Saber que havia cedido aos planos do General do Leste me deixava furiosa, porque tudo que mais desejei era assumir o meu direito de nascença e governar meu povo, fazendo o melhor que podia para que vivessem bem e felizes, mas era impedida de realizar meu desejo porque aos olhos de todos uma mulher jamais poderia governar uma nação.

Lembrar dessa fala que sempre escutei enchia meu coração de fúria, pois sabia que o fato de ser mulher não deveria me impedir de governar, o que deveria ser julgado era a minha capacidade de liderar e não o meu gênero, mas isso não levado em consideração porque se fosse muitos líderes seriam expulsos de seus reinos por não serem aptos para o cargo.

Então, tudo que fiz durante todos esses anos foi sobreviver, esperando pelo momento certo para atacar.

Fingindo ser uma rainha ingênua e manipulável, preocupada apenas com vestidos e a minha beleza, distraindo todos enquanto passava as noites estudando táticas militares, técnicas de combate e fazendo alianças com os rebeldes que lutavam contra o General do Leste. Tentando conquistar aliados que me ajudassem a reaver meu trono assim que completassem vinte e um anos, a idade estabelecida para me casar e ser a consorte do rei do Sul, enquanto o General do Leste se tornaria o novo rei do meu reino, assumindo meu lugar de nascença.
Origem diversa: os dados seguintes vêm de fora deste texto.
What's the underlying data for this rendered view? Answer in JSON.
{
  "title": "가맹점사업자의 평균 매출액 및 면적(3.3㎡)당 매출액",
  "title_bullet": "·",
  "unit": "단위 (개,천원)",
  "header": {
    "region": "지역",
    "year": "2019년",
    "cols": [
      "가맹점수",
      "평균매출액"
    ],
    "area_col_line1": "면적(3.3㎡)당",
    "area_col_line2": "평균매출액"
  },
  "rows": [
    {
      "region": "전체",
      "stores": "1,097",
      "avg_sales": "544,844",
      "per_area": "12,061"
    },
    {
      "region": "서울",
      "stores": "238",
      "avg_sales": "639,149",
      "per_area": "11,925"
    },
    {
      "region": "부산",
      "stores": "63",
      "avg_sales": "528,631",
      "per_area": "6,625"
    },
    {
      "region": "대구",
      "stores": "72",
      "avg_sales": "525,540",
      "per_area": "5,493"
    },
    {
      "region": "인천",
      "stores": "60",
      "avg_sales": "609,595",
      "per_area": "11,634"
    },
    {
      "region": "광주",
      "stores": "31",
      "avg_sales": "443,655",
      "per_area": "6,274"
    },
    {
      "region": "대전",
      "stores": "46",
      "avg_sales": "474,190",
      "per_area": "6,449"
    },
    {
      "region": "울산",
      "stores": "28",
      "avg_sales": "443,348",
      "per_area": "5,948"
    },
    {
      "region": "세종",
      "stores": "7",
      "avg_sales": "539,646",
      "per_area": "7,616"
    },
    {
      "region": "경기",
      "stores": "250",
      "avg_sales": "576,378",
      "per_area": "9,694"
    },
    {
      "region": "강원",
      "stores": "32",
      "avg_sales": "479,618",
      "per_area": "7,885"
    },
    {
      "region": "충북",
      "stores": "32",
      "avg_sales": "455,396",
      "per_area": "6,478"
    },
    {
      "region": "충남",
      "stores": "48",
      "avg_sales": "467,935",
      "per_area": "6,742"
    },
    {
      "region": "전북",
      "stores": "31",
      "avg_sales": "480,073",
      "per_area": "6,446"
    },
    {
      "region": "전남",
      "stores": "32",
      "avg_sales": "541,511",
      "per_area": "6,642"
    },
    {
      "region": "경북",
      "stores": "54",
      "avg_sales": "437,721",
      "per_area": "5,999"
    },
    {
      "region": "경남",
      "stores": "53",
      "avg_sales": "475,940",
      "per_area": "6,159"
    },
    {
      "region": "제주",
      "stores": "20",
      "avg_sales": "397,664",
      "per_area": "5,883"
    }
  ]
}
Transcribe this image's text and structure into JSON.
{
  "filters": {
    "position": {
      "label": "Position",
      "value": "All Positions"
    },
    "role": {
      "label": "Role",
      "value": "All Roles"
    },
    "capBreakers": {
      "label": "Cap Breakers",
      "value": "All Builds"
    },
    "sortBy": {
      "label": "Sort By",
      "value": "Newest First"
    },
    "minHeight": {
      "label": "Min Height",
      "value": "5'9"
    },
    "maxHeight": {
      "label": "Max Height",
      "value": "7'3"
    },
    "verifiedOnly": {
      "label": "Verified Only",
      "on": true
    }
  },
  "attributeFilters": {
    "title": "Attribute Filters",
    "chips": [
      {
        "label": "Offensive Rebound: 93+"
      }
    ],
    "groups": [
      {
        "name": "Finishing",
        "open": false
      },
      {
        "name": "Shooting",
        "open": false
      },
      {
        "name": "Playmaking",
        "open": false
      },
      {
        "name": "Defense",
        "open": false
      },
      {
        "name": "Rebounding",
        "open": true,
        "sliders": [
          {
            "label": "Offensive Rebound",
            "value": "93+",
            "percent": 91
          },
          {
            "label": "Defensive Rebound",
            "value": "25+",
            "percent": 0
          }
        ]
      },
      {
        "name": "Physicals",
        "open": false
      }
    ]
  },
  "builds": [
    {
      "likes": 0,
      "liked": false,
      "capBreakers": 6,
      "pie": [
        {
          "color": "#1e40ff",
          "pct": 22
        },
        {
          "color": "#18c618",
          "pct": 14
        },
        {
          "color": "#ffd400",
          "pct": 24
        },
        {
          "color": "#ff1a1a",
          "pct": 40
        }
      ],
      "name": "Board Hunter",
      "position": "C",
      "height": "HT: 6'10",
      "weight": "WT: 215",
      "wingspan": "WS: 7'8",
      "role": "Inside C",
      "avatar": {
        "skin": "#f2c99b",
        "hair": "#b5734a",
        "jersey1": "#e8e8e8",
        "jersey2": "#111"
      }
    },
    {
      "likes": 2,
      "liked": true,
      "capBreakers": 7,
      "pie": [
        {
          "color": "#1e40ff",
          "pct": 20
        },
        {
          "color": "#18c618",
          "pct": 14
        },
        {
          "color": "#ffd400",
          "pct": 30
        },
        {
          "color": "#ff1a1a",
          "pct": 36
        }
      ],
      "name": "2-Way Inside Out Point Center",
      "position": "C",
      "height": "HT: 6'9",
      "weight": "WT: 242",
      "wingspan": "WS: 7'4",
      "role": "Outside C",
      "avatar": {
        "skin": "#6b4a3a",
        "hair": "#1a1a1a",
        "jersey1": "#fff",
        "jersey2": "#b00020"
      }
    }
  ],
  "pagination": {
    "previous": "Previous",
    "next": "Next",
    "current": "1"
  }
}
Deixando meus súditos pensarem que os abandonei, para assumir um título que estava abaixo de mim em outro reino, esquecendo minhas origens para desfrutar dos benefícios de ser uma rainha consorte enquanto meu povo sofria nas mãos dos tiranos do governo, mas se eles pensavam que iria entregar o meu reino, para mais anos de exploração e abusos de poder estavam enganados.

Eu iria lutar com tudo que possuía para defender meu reino, nem que tivesse que dar a minha vida para libertar meu povo do destino cruel que tramavam as escondidas por anos.

Respirei fundo, tentando acalmar a fúria de anos presente em meu coração, pois tinha que aparentar uma face angelical e frágil, quando estivesse na presença da câmara dos Lordes. Podia ser chamada de rainha pelo meu povo, desfrutar de todas as regalias que esse título permitia e assistir as reuniões na câmara, mas não tinha voz e nem decisão tinha que assistir calada os homens que se diziam os “sábios” do meu reino, fazerem as piores escolhas que só beneficiavam eles mesmos enquanto a população sofria.

Uma batida na porta me tirou dos meus pensamentos, me fazendo ficar em alerta segurando a espada que estava em minhas mãos em posição de defesa, enquanto andava de forma silenciosa para o lado da porta à espreita de quem estava do outro lado.

— Fúria da tempestade...— a voz conhecida soou abafada do outro lado e fiquei calma, abaixando a espada ao reconhecer o código secreto que criei para usar com minha dama de companhia.

— Aurora da primavera... — disse baixo antes da porta ser aberta por uma linda mulher na casa dos quarenta anos de cabelos dourados cor de areia penteados em um coque elegante e olhos azuis celestes, que se destacavam em contraste com o vestido violeta usado por todas as damas de companhia do castelo.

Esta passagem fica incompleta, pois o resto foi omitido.